U.S. Acknowledges Reality and Scraps Failed Syria Training Program
The Obama administration set aside $500 million to train rebels to take on the Islamic State. With just five of them still in the fight, the White House is pulling the plug.
The U.S. Defense Department’s Syrian train and equip program — which sought to raise a 5,000-strong rebel army by the end of this year to take on the Islamic State — was finally scuttled by the White House on Friday, a candid admission that Washington had abjectly failed in its push to find capable allies amid the chaos of a country in the grips of a grinding, multisided civil war.
Just this spring, the $500 million program was being billed as the centerpiece for how Washington would defeat the Islamic State, also known as ISIL, in Syria. But from the start, it stumbled through a number of high-profile disasters, culminating late last month when the head of U.S. Central Command admitted that after six months of planning and training, only “four or five” U.S.-trained rebels remained on the ground in Syria.
In response to the outcry those comments spawned, the White House bluntly distanced itself from the program, with spokesman Josh Earnest taking the remarkable step of arguing that President Barack Obama had essentially been forced into the program by his critics, despite his deep reservations.
“Many of our critics had proposed this specific option as essentially the cure-all for all of the policy challenges that we’re facing in Syria right now,” Earnest said. “[But] that is not something that this administration ever believed, but it is something that our critics will have to answer for.”
Now as Russian jets, helicopters, and cruise missiles continue to pound Syrian rebel positions in a bid to shore up the battered regime of Syrian President Bashar al-Assad, the United States is essentially going back to the drawing board in trying to come up with a new strategy.
On a call with reporters on Friday, Christine Wormuth, the Pentagon’s undersecretary of defense for policy, said the program has switched from recruiting individual fighters to giving the leaders of various rebel groups weapons and supplies to hand out to their troops.
“We have been working with these groups for months,” she said, and the United States will now “build on that and work with groups on the ground who are already fighting ISIL and provide them some equipment.”
She wouldn’t comment on the kinds of equipment specifically, other than to say it will not include “higher-end” weapons like anti-tank rockets and ground-to-air missiles.
Obama’s deputy envoy to the international coalition battling the Islamic State, Brett McGurk, said on the same call that the changes are necessary because groups in different parts of the country require varying levels of support. “This is the most complex situation imaginable, every part of the map is different.

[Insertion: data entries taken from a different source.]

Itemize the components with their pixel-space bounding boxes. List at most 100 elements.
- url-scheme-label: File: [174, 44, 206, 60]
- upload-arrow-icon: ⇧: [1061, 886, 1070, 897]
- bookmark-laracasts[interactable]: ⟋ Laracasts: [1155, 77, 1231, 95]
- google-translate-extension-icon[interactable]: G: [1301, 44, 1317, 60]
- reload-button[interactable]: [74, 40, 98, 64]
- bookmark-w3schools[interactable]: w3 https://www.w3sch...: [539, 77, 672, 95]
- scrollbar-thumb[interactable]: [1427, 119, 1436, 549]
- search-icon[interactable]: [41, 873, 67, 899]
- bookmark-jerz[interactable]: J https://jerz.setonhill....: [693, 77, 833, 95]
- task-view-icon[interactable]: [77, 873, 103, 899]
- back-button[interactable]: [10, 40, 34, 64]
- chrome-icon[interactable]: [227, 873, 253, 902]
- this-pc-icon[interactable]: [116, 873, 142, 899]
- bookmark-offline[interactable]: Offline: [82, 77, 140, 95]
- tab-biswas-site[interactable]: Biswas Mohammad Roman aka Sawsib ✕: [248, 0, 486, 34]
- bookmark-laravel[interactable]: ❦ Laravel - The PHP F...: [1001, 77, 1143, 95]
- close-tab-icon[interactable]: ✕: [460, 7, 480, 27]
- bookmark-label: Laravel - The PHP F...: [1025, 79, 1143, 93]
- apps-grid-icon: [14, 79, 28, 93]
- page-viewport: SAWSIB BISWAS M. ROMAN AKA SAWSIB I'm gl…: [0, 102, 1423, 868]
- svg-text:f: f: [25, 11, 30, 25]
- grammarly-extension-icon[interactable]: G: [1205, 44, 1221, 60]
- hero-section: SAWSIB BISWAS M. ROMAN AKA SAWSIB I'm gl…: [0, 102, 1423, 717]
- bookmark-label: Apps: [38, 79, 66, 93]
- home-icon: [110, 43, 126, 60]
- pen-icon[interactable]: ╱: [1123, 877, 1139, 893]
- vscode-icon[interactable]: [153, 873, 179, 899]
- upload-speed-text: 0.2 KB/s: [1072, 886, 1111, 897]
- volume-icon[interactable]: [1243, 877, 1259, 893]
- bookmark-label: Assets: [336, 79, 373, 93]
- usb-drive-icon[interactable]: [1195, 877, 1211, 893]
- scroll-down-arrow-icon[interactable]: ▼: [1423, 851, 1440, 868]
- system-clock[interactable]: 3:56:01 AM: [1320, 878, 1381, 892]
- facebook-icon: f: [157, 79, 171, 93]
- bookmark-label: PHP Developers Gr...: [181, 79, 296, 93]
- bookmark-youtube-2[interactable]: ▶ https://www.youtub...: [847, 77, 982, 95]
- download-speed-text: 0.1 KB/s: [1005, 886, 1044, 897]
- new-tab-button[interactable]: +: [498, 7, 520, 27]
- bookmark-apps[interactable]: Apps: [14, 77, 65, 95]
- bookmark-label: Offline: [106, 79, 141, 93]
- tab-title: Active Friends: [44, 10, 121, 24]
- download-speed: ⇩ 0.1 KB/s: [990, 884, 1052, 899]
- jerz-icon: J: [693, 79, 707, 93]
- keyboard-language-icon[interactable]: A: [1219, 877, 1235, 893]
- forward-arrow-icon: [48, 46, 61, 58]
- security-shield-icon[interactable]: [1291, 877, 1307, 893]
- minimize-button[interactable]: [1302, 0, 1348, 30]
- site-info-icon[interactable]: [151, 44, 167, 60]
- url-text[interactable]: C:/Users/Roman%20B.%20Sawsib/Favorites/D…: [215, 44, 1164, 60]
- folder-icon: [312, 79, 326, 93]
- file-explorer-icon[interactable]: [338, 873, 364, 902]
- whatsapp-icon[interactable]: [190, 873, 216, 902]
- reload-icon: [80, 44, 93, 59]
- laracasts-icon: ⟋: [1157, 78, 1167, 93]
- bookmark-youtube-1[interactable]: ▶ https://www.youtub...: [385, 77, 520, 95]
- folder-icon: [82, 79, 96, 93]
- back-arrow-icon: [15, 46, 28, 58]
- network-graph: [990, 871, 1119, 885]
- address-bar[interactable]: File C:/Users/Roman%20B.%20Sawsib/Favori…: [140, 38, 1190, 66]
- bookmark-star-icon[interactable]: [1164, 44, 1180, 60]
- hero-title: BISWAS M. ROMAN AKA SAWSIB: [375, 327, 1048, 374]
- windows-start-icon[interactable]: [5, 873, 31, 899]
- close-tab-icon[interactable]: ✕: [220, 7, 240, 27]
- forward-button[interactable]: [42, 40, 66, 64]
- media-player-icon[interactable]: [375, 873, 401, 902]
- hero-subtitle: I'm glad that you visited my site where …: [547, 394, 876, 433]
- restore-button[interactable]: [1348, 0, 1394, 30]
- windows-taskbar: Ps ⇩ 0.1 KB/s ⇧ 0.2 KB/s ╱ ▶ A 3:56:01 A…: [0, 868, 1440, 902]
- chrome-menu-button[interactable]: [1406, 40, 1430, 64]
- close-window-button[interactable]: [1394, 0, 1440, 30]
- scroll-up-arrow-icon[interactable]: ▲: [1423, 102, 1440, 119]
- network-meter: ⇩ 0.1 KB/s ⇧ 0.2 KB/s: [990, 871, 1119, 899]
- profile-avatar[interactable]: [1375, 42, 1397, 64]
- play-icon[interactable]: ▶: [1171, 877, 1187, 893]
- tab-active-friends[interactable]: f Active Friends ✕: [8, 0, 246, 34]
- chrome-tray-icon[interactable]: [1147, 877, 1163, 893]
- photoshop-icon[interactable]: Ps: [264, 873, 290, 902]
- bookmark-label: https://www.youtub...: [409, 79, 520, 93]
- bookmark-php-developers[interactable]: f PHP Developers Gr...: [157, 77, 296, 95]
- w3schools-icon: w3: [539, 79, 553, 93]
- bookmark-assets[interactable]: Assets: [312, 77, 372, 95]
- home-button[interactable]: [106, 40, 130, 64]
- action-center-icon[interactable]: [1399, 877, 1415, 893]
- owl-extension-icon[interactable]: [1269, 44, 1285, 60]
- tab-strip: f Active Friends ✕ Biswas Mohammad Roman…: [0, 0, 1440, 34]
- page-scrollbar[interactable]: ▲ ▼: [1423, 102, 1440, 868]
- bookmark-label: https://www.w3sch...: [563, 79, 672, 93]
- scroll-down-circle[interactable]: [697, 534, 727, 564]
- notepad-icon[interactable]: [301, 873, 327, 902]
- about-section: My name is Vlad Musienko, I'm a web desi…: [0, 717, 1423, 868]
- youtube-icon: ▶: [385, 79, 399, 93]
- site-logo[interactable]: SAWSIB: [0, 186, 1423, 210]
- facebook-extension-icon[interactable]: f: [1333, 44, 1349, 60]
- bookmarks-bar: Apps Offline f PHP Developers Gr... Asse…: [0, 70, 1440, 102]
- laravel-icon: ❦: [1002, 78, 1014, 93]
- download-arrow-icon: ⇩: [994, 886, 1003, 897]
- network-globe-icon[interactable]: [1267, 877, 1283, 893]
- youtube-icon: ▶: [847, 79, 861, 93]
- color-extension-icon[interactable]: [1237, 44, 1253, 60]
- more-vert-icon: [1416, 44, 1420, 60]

We need different tools at different points,” he said.
Even with the new focus on working with rebel leaders as opposed to individuals, there has still been no firm commitment from Washington as to how and when the United States might provide air support or protection for the rebel groups it has backed — and are now being hammered by Moscow.
In July, when the first group of U.S.-trained rebels was attacked by the al Qaeda-affiliated al-Nusra Front almost immediately upon crossing the border from their training base in Turkey, American warplanes did provide some air cover. The situation on the ground has since changed dramatically. Russian warplanes targeted CIA-trained Syrian rebels in the opening salvos of Moscow’s own air war in Syria earlier this month, and as Washington now looks to expand the number of so-called moderate groups it does business with in Syria, there remains little commitment to them beyond supplying equipment.
The Pentagon training program was further damaged last month by reports that a second group of fighters handed over U.S.-provided weapons, trucks, and other equipment to al-Nusra Front almost immediately upon crossing the border from Turkey.
In a statement released Friday, Defense Secretary Ash Carter said, “I remain convinced that a lasting defeat of ISIL in Syria will depend in part on the success of local, motivated, and capable ground forces,” and the changes in the program “will, over time, increase the combat power of counter-ISIL forces in Syria.”
But many on Capitol Hill aren’t quite so sure. Sen. Chris Murphy, (D-Conn.) a longtime critic of the program, called it “deeply problematic” on Friday, saying that “an effective campaign to degrade ISIL does not require the U.S. to become dangerously intertwined into the Syrian civil war.”
Sen. Deb Fischer (R-Neb.), a member of the Senate Armed Services Committee, said on Friday she finds it “somewhat encouraging” that the Obama administration has acknowledged the failures of the program. Still, she said, “it remains clear we have lost valuable time and opportunities waiting to address this situation. I fear our options moving forward are increasingly limited.”